The 2020 Top Truck Bottleneck List assesses the level of truck-involved congestion at 300 locations on the national highway system. The analysis, based on truck GPS data from over 1 million heavy duty trucks uses several customized software applications and analysis methods, along with terabytes of data from trucking operations to produce a congestion impact ranking for each location. ATRI’s truck GPS data is also used to support the U.S. DOT’s Freight Mobility Initiative.
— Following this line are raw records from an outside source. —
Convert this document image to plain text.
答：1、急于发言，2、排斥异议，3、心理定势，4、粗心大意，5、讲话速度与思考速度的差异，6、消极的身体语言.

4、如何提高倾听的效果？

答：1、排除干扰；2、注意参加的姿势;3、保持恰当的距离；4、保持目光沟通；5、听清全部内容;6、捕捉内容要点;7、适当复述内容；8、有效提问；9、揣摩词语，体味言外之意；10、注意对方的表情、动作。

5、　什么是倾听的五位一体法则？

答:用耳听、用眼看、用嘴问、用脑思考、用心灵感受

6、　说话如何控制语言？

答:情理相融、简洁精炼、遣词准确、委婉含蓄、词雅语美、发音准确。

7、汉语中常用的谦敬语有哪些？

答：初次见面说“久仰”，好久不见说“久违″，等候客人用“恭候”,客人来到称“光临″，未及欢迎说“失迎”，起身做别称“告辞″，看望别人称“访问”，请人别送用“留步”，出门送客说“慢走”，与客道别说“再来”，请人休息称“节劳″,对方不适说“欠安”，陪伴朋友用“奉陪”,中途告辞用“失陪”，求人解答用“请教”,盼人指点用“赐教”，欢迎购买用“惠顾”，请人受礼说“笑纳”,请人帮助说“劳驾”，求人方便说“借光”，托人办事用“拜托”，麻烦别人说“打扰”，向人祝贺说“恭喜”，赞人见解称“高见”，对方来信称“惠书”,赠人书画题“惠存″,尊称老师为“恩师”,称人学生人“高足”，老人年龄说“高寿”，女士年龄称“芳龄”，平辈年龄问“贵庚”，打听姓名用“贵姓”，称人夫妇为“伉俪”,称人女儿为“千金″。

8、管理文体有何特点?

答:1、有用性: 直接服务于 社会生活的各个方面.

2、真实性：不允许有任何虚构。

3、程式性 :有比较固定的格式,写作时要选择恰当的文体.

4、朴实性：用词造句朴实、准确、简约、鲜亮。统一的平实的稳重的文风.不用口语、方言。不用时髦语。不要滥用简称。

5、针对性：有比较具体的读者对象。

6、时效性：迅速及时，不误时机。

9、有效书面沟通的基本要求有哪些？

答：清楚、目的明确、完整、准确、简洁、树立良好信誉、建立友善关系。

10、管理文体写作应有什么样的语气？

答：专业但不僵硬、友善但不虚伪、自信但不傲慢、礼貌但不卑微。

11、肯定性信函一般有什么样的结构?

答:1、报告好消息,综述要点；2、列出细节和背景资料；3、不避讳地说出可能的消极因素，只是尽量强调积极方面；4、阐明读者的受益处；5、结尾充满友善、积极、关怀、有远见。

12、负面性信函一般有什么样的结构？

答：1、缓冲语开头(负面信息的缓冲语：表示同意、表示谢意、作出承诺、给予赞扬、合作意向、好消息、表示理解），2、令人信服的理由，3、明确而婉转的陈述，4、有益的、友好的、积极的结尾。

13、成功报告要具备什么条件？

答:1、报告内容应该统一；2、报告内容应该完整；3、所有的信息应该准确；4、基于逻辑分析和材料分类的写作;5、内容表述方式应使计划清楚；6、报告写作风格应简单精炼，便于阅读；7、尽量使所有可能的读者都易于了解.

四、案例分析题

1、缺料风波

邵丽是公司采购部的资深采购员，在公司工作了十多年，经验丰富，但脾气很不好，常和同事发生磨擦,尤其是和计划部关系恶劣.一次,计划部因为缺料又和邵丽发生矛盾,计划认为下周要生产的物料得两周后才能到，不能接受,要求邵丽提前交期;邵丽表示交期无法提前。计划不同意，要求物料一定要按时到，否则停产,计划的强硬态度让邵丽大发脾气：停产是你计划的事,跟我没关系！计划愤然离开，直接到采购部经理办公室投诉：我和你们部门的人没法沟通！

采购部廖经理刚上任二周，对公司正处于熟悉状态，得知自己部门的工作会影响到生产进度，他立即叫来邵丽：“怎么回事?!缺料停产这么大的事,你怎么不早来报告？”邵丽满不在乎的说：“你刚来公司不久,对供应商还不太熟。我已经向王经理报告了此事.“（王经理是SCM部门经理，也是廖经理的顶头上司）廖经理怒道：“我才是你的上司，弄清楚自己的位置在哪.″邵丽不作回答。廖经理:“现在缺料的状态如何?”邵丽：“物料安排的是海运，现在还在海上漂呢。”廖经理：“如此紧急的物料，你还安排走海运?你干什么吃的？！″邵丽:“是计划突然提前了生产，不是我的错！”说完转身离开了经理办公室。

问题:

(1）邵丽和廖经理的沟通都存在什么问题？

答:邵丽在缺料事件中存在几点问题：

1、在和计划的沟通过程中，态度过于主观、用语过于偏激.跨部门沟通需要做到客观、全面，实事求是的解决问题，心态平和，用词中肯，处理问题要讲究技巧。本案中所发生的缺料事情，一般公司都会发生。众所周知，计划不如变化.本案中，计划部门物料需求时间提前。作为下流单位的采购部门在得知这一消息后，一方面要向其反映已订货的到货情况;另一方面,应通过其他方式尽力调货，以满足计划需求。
The bottleneck locations detailed in this latest ATRI list represent the top 100 congested locations, although ATRI continuously monitors more than 300 freight-critical locations.
The intersection of I-95 and SR 4 in Fort Lee, New Jersey is once again the Number One freight bottleneck in the country. The rest of the Top 10 includes:
Atlanta: I-285 at I-85 (North)
Nashville: I-24/I-40 at I-440 (East)
Houston: I-45 at I-69/US 59
Atlanta, GA: I-75 at I-285 (North)
Chicago, IL: I-290 at I-90/I-94
Atlanta, GA: I-20 at I-285 (West)
Cincinnati, OH: I-71 at I-75
Los Angeles, CA: SR 60 at SR 57
Los Angeles, CA: I-710 at I-105
“ATRI’s bottleneck analysis is an important tool for TDOT as we work to maximize the safety and efficiency of our transportation system, and ensure we are making the smartest investments possible,” said Dan Pallme, assistant bureau of chief freight and logistics at Tennessee Department of Transportation. “The additional capacity we are providing as part of the ongoing I-440 Reconstruction Project should improve the safety and reliability of this important corridor, which we know is critical to freight movement.”
ATRI’s analysis, which utilized data from 2019, found that the number of locations experiencing significant congestion – with average daily speeds of 45 MPH or less – has increased 92 percent in just five years, far outpacing the 10 percent growth in traffic congestion for that same time period.
“ATA has been beating the drum about the continued degradation of our infrastructure, and thanks to ATRI’s research we can see exactly how decades of ignoring the problem are impacting not just our industry but our economy and commuters everywhere,” said American Trucking Associations President and CEO Chris Spear. “This report should sound the alarm for policymakers that the cost of doing nothing is too high, and provide a roadmap of where to target investments to really solve our nation’s mounting infrastructure crisis.”